Day Count Convention:    30/360
CUSIP:    174610 BE4
ISIN:    US174610BE40
Listing:    None
Book-Running Managers:    BofA Securities, Inc.
   Goldman Sachs & Co. LLC
   J.P. Morgan Securities LLC
   Morgan Stanley & Co. LLC
   Citizens Capital Markets, Inc.
Co-Managers:    Barclays Capital Inc.
   Credit Suisse Securities (USA) LLC
   Wells Fargo Securities, LLC

 

*

A securities rating is not a recommendation to buy, sell or hold securities and may be subject to revision or withdrawal at any time.

**

It is expected that delivery of the Notes will be made against payment therefor on or about May 23, 2022, which will be the third business day following the date hereof (this settlement cycle being referred to as “T+3”). Under Rule 15c6-1 of the Securities Exchange Act of 1934, trades in the secondary market generally are required to settle in two business days, unless the parties to a trade expressly agree otherwise.

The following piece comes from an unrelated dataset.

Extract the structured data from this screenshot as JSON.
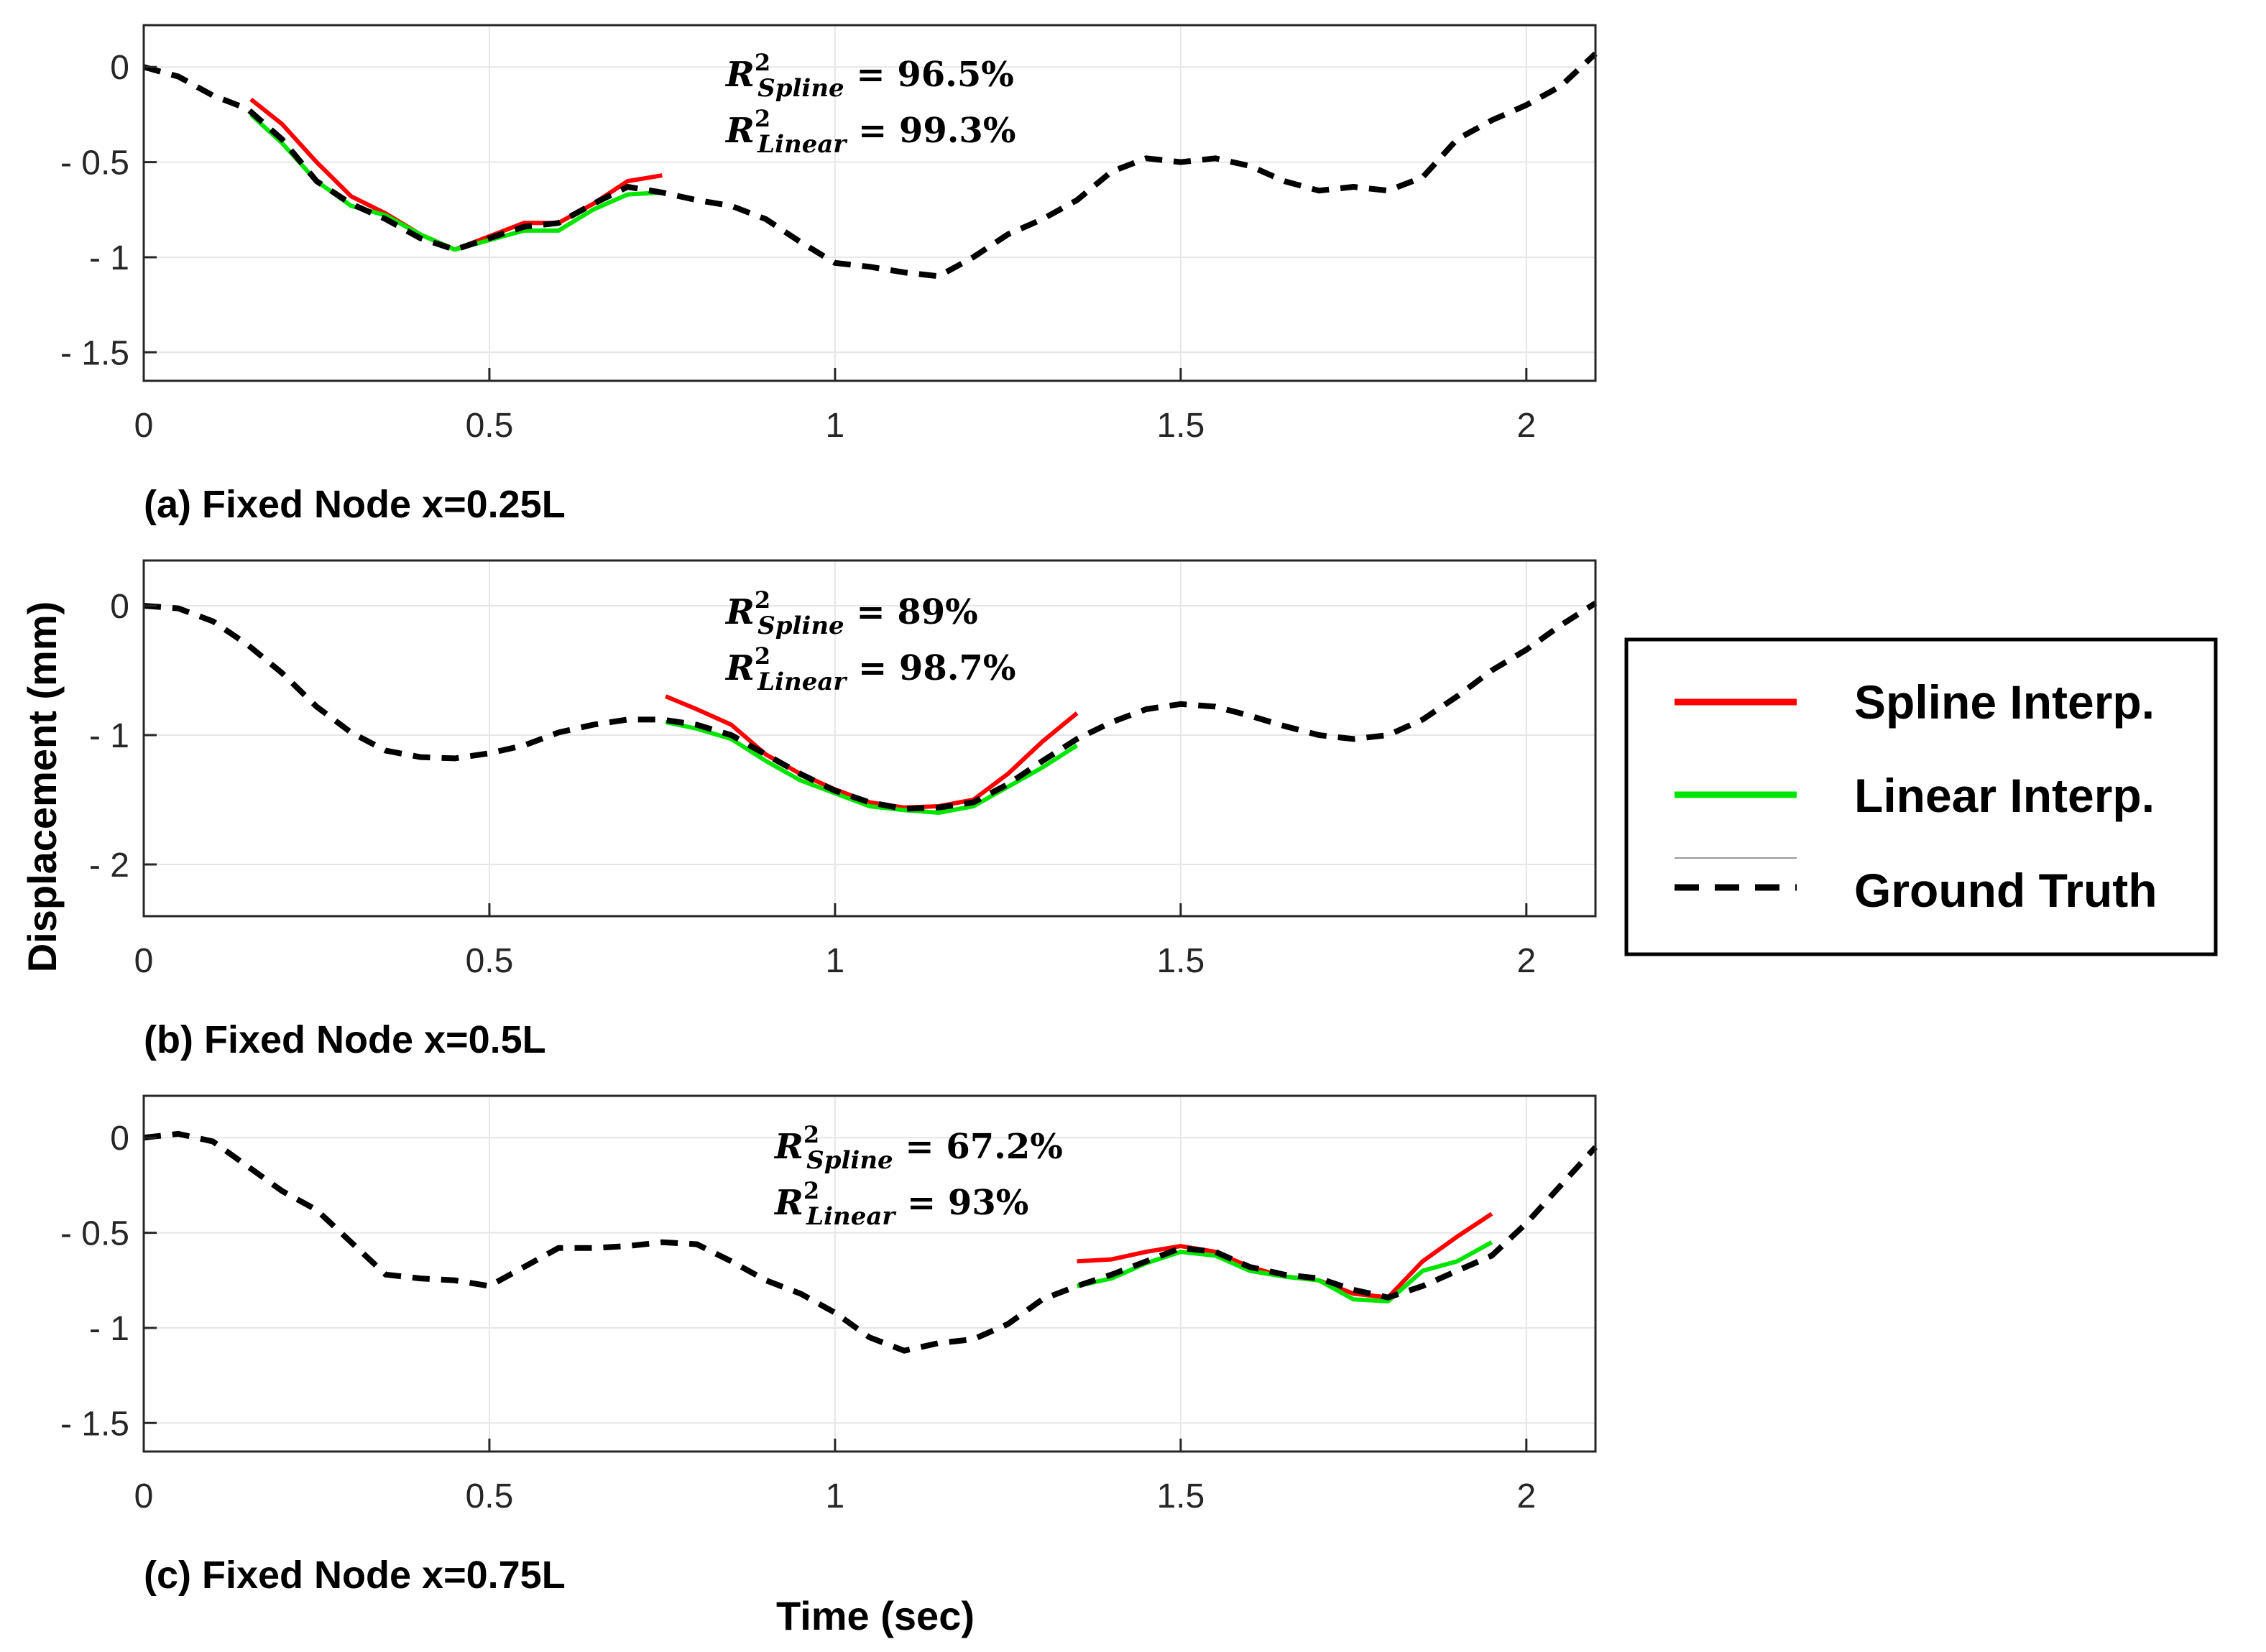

Accordingly, purchasers who wish to trade the Notes on any day prior to two business days before delivery will be required to specify alternative settlement arrangements at the time of any such trade to prevent a failed settlement and should consult their own advisors


The Issuer has filed a registration statement (including the Preliminary Prospectus) with the SEC for the offering to which this communication relates. Before you invest, you should read the Preliminary Prospectus in that registration statement and other documents the Issuer has filed with the SEC for more complete information about the Issuer and the offering. You may obtain these documents for free by visiting EDGAR on the SEC Web site at www.sec.gov. Alternatively, the Issuer, any underwriter or any dealer participating in the offering will arrange to send you the Preliminary Prospectus if you request it by contacting BofA Securities, Inc. at 1-800-294-1322, Goldman Sachs & Co. LLC at 1-866-471-2526, J.P. Morgan Securities LLC collect at 1-212-834-4533, Morgan Stanley & Co. LLC toll-free at 1-866-718-1649 and Citizens Capital Markets, Inc. at 1-203-900-6763.